The detective seemed to be waiting for her to come up with a better excuse for why such an odd weapon had been in Stewart’s possession, now that a similar weapon had been found at a crime scene.
“I can’t explain that to you,” she said before he could even ask his question. What she didn’t add was the idea that Stewart, after all his research, would know better than to miss the heart if the victim had been a vampire, and if killing a vampire had been his objective.
A wooden stake through the heart was supposed to explode a vampire, turning them to ash, to dust. There would be little left to identify, like the ashes the cops said they had found near her lost shoe.

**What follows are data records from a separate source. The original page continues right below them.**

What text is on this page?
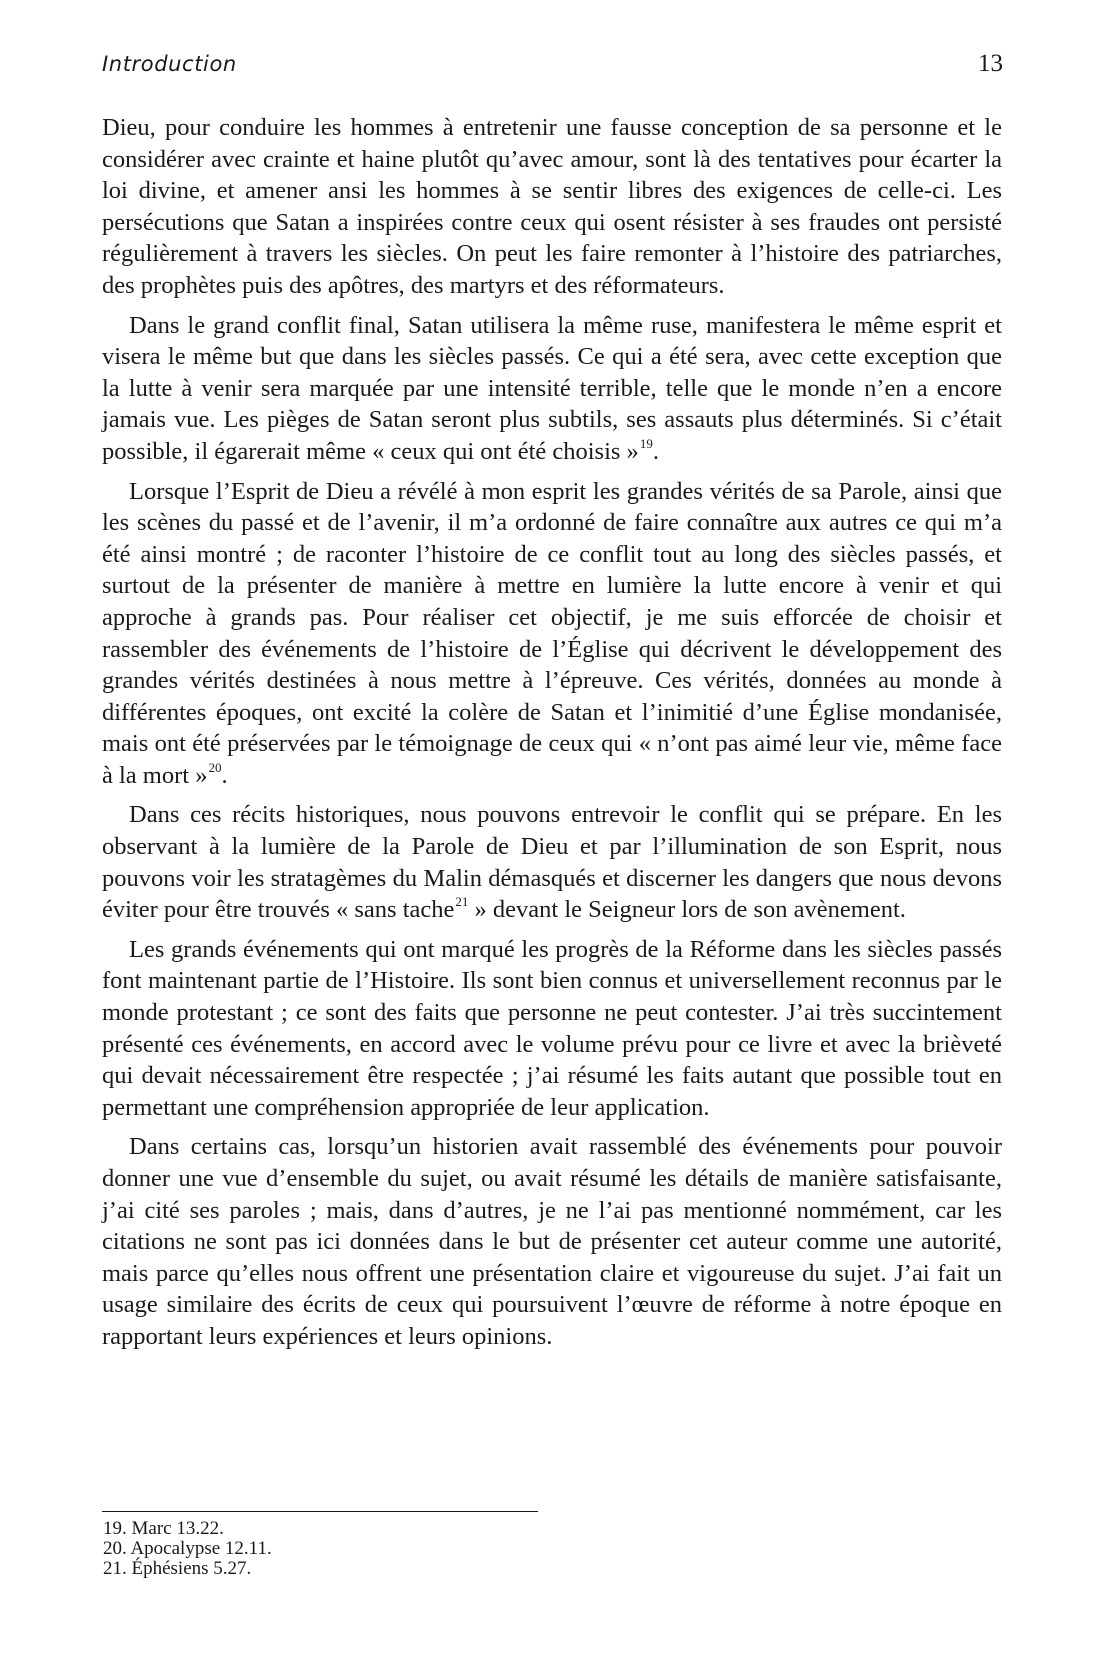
Introduction	13

Dieu, pour conduire les hommes à entretenir une fausse conception de sa personne et le considérer avec crainte et haine plutôt qu’avec amour, sont là des tentatives pour écarter la loi divine, et amener ansi les hommes à se sentir libres des exigences de celle-ci. Les persécutions que Satan a inspirées contre ceux qui osent résister à ses fraudes ont persisté régulièrement à travers les siècles. On peut les faire remonter à l’histoire des patriarches, des prophètes puis des apôtres, des martyrs et des réformateurs.

Dans le grand conflit final, Satan utilisera la même ruse, manifestera le même esprit et visera le même but que dans les siècles passés. Ce qui a été sera, avec cette exception que la lutte à venir sera marquée par une intensité terrible, telle que le monde n’en a encore jamais vue. Les pièges de Satan seront plus subtils, ses assauts plus déterminés. Si c’était possible, il égarerait même « ceux qui ont été choisis »$^{19}$.

Lorsque l’Esprit de Dieu a révélé à mon esprit les grandes vérités de sa Parole, ainsi que les scènes du passé et de l’avenir, il m’a ordonné de faire connaître aux autres ce qui m’a été ainsi montré ; de raconter l’histoire de ce conflit tout au long des siècles passés, et surtout de la présenter de manière à mettre en lumière la lutte encore à venir et qui approche à grands pas. Pour réaliser cet objectif, je me suis efforcée de choisir et rassembler des événements de l’histoire de l’Église qui décrivent le développement des grandes vérités destinées à nous mettre à l’épreuve. Ces vérités, données au monde à différentes époques, ont excité la colère de Satan et l’inimitié d’une Église mondanisée, mais ont été préservées par le témoignage de ceux qui « n’ont pas aimé leur vie, même face à la mort »$^{20}$.

Dans ces récits historiques, nous pouvons entrevoir le conflit qui se prépare. En les observant à la lumière de la Parole de Dieu et par l’illumination de son Esprit, nous pouvons voir les stratagèmes du Malin démasqués et discerner les dangers que nous devons éviter pour être trouvés « sans tache$^{21}$ » devant le Seigneur lors de son avènement.

Les grands événements qui ont marqué les progrès de la Réforme dans les siècles passés font maintenant partie de l’Histoire. Ils sont bien connus et universellement reconnus par le monde protestant ; ce sont des faits que personne ne peut contester. J’ai très succintement présenté ces événements, en accord avec le volume prévu pour ce livre et avec la brièveté qui devait nécessairement être respectée ; j’ai résumé les faits autant que possible tout en permettant une compréhension appropriée de leur application.

Dans certains cas, lorsqu’un historien avait rassemblé des événements pour pouvoir donner une vue d’ensemble du sujet, ou avait résumé les détails de manière satisfaisante, j’ai cité ses paroles ; mais, dans d’autres, je ne l’ai pas mentionné nommément, car les citations ne sont pas ici données dans le but de présenter cet auteur comme une autorité, mais parce qu’elles nous offrent une présentation claire et vigoureuse du sujet. J’ai fait un usage similaire des écrits de ceux qui poursuivent l’œuvre de réforme à notre époque en rapportant leurs expériences et leurs opinions.

19. Marc 13.22.

20. Apocalypse 12.11.

21. Éphésiens 5.27.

That’s how the story went. Stake through the heart, and gone, baby, gone. Yet the girl in that apartment hadn’t gone. And Stewart had taken his sister there why? To find that girl, and make Madison wonder what the heck was going on.
News flash. I know they exist.
God, yes, she knew they did.
And she knew that her brother was no homicidal maniac, so he couldn’t have been the stake wielder. Someone else had killed that girl.
“I can’t go to your department,” she said. “My head is splitting. I need to lie down. Please, Detective, give me just a little more time.” She glanced at the detective’s wristwatch. “I have a job to do in thirty minutes.”
She needed to figure out how she could clear her brother’s name. A clear head was necessary for that.